What Specification Server Should I Buy?

Simon Sabin explains why he is always cagey about giving advice on the sort of hardware to run SQL Server on, but admits to some general rules.

At the end of a presentation regarding SQL Server and hardware, I’m inevitably asked a question along the lines of:

“What specification of server should I use for running x?”

My answer inevitably starts like this:

“Well, it all depends…”

If people thought about the question a little more, they would probably realize how difficult it is to give any sort of sensible response. It’s akin to asking a stranger how he or she thinks you should get to work. To offer you any advice would require answers to all of the following questions:

  1. Where do you work?
  2. Do you only work in once place?
  3. Do you have any preferences to forms of travel?
  4. When do you have to get to work?
  5. Do you have to go with someone else?
  6. Do you have to be able to get to work whatever the situation?
  7. What is your budget for travel?
  8. Do you have a limit on the amount of time you can travel?
  9. Do you like to use your travel time for other means? i.e. reading
  10. How long are you going to be working at this location?
  11. What forms of transport can you use?

In other words…it all depends.

In IT terms, all the above can be translated into the equivalent questions about hardware:

  1. What are you using your hardware for?
  2. Do you have different applications requiring hardware?
  3. What hardware can you use, do you have a preferred supplier, can you only use 1U servers?
  4. What response time do you want to get?
  5. Do you already have hardware you need to fit in with?
  6. Do you need to have redundancy in your infrastructure?
  7. What is your budget for hardware?
  8. How many users do you have?
  9. What different types of users do you have?
  10. What applications do you plan on using in the future?
  11. What skills do you have in your organisation?

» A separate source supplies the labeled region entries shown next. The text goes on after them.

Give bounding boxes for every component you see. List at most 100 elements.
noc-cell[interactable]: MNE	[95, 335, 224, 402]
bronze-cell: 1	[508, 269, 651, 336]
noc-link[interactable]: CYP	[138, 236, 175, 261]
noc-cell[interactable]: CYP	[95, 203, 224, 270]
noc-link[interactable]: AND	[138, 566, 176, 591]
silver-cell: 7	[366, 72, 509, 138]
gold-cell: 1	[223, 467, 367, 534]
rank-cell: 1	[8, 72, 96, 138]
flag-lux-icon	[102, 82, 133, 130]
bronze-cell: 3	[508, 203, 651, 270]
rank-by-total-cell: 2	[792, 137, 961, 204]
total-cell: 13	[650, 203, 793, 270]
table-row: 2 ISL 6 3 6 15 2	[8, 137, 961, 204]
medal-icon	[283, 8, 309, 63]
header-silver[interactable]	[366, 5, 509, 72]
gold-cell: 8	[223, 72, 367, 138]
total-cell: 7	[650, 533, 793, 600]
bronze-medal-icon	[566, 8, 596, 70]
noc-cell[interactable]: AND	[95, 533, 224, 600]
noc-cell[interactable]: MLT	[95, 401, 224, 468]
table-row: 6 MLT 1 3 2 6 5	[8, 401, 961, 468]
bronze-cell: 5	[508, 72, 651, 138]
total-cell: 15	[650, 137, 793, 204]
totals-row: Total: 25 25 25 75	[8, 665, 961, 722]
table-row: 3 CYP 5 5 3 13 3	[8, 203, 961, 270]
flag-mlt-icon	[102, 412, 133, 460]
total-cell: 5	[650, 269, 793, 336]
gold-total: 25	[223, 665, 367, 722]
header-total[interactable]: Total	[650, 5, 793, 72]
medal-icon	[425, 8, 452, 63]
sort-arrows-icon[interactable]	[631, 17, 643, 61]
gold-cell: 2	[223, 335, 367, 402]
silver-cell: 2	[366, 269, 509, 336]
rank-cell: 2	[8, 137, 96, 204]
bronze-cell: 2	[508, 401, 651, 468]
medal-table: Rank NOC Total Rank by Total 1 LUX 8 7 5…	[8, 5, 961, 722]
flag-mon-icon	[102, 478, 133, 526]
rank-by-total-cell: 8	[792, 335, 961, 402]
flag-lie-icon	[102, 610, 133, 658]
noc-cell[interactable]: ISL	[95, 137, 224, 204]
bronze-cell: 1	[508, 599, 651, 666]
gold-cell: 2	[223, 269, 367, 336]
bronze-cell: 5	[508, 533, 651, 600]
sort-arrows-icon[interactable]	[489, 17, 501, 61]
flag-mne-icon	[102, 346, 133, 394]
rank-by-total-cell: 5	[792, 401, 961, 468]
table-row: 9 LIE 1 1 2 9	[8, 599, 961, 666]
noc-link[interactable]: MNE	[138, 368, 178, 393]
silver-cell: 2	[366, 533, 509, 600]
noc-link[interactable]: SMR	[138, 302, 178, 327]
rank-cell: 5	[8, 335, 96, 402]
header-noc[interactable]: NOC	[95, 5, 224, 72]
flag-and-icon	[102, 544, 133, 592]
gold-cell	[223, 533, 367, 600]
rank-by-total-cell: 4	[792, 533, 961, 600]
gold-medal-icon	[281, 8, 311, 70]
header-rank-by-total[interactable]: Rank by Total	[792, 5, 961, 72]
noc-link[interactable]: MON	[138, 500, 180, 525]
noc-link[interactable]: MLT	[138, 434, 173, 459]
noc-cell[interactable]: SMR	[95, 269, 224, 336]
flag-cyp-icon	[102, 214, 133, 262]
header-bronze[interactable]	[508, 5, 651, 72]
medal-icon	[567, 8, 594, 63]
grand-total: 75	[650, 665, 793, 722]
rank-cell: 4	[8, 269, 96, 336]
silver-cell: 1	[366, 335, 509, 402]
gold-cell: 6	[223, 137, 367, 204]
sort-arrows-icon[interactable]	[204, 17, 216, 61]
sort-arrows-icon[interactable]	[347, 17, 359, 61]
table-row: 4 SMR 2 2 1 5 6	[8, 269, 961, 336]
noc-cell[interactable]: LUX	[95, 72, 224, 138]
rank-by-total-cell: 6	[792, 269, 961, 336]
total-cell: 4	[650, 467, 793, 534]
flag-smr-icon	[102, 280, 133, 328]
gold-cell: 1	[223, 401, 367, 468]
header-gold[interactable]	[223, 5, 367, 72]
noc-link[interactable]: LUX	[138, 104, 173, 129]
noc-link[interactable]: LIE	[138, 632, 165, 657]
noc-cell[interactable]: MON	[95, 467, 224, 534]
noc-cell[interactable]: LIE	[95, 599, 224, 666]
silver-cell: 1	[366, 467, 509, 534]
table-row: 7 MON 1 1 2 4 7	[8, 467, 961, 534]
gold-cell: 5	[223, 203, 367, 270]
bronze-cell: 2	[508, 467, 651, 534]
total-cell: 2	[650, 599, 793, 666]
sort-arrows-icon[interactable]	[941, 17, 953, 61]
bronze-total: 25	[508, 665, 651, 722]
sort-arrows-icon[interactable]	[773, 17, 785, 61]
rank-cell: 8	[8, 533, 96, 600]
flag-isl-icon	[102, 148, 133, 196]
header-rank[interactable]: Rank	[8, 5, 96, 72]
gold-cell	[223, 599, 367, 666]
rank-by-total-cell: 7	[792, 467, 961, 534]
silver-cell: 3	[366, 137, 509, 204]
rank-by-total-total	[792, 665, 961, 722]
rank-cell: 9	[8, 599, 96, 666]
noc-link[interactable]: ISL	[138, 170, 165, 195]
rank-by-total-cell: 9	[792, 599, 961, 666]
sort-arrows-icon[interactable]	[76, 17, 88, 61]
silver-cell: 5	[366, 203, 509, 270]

Each question has a multitude of possible answers, resulting in a huge number of permutations. Even if a question had only four options, that’s still one million permutations that you are expecting someone to process in a Q&A session or a presentation.

Of course, there will be some questions that you can’t answer, so you’ll need to make an educated guess. If you need a formula for specing out a database system, I would use the following:

Hardware spec = ((GB+ U) x S + DR)  x  1  
                                  DIQ                     BIQ 

BIQ = Business Knowledge of what they are doing in the next 3 years
DIQ = Knowledge and skill in the development of a performant/scalable system
GB = Volume of the Data
U = Number of users
S = Responsiveness of the system
DR = Requirement for DR

This equation dictates that,

  • The bigger the data, the bigger the system
  • The less skill the developers have, the bigger the system
  • The more users, the bigger the system
  • The faster the users want the system, the bigger the system
  • The less knowledgeable the business about what they want to do, the bigger the system

Furthermore, the following equation will help you estimate the amount you’re likely to spend supporting the hardware,

Support Cost = 2(Calc/Act)

 

 

where:

Calc = Calculated cost of hardware
Act  = Actual spend on hardware

If you don’t spend what you should up front, then you will end up spending more on support in the long run.

Put simply; it all depends. However, “it all depends” leave you no further down the line to an answer. So where do you start? Given that hardware is cheap (£3000 for a 8-way server with 8Gb of RAM), and employee time is expensive, here are my recommendations:

 

  1. Get as much memory as possible; you want as much of your database in memory as possible.
  2. Make sure you have fast enough disk, one transaction is at least one IO, so if you want 1000 transactions/sec you need 1000 IOs on your log.
  3. Make sure you have fast enough disk (I know I’ve already said it) so that when you can’t do 1. you don’t suffer too much
  4. If you are running a multi-user system, get as many processors as possible so you can process more queries at once.
  5. If you are using a SAN make sure you can monitor the performance of it; all the disks, the switches, everything. And don’t share it with Exchange
  6. Make sure you write good code or points 1-5 won’t make a difference if every query reads too much data, causes too much blocking and results in your multi-user system scaling to 1 user.
  7. Performance-test your application so you know how it breathes: How does it use CPU, memory and disk? Wembley Stadium might be great because it can hold 90,000 people but still takes ages to get out, because the roads and tube railway to it have hardly changed since 1930.

We have invested in HP DL585s in my current place, for ~£5k you get a 64 bit 4 way box with 8Gb of ram (storage not included). I’m currently looking at a workstation with 2 x Dual core with 16Gb, 5 SATA 146Gb drives for ~£2,500. I personally am going for the AMD dual core chips because you will be able to upgrade to quad cores when they come out. That provides a very easy and cheap upgrade path if CPU is a bottleneck.

I haven’t discussed the issues of redundancy, high availability or supportability, which is touched on elsewhere on Simple-Talk in Database High-Availability: Soup to Nuts. Hopefully, I’ll cover these points in another article.